13,44 However, we have also shown in
Figure 2 that the AT LISA tri would more likely produce the largest halo in the distance focus for a 4.5-mm pupil. These two findings may help to explain the results of recent clinical studies with this MIOL showing that intermediate vision of patients efficiently improved, but at the same time, 10% of patients reported perception of halos.
13
As additional comments, we recall that our results were obtained from on-axis analyses, that is, with the MIOLs aligned with the optical system. Earlier work
45,46 has shown that tilt and/or decentration of IOLs have an impact on their optical performance. In addition, the human eye naturally includes pupil decentration (with respect to the cornea and crystalline lens) as well as lens tilt. Another potential issue of the study concerns the SA of the artificial cornea. Although there is a general consensus about the need to use artificial cornea models with positive SA to properly test IOLs of aspheric design,
33 there is not yet agreement about the specific value of the corneal SA that should be used. For instance, Pieh and coworkers
45 used three corneas with SA (6-mm pupil) of +0.054, +0.172, and +0.416 μm, respectively, for in vitro testing of monofocal IOLs. The model eye cornea of Carson et al.

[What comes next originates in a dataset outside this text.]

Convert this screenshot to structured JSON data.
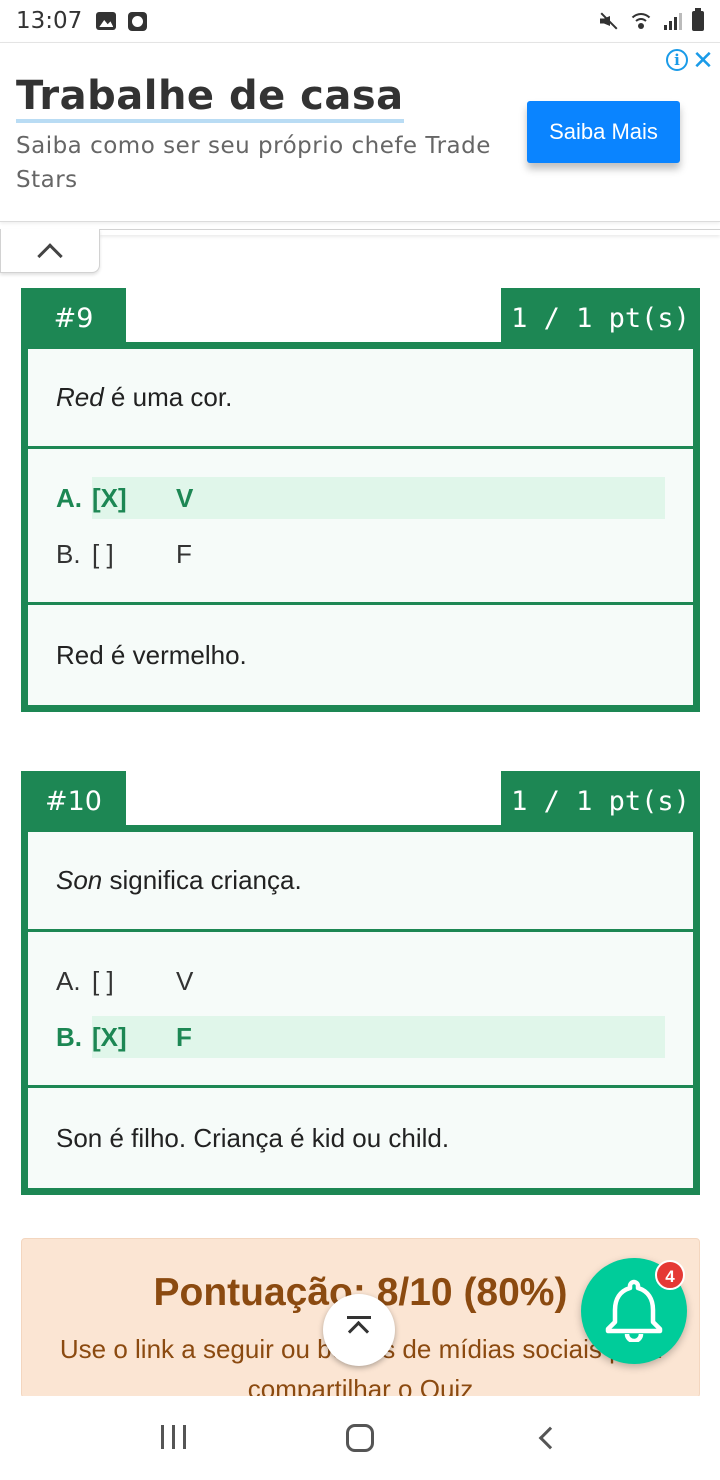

47 had a SA of +0.2 μm and was used to test the MIOLs SV25T0 and ATLISA tri. The artificial cornea used in our eye model was designed with a SA of +0.27 μm for a 6-mm pupil. Taking into account the SA of the MIOLs (SV25T0: −0.20 μm; ZKB00: −0.27 μm; AT LISA bi and AT LISA tri: −0.18 μm), the maximum remnant SA would be only +0.07 μm in the case of the SV25T0 and +0.09 μm for the AT LISA bifocal and trifocal. Since the maximum pupil diameter used in this work was 4.5 mm, one expects even smaller remnant values of SA,
48 and hence differences in the optical performance of the MIOLs associated with differences in the SA compensation can be neglected. Finally, the measurements of the MIOLs were performed using a single wavelength of 525 nm close to the maximum peak sensitivity of the human eye in photopic conditions. However, the MIOLs will commonly work under polychromatic light such as daylight. All these issues should be taken into account with respect to a closer approximation to patients implanted with this type of MIOL.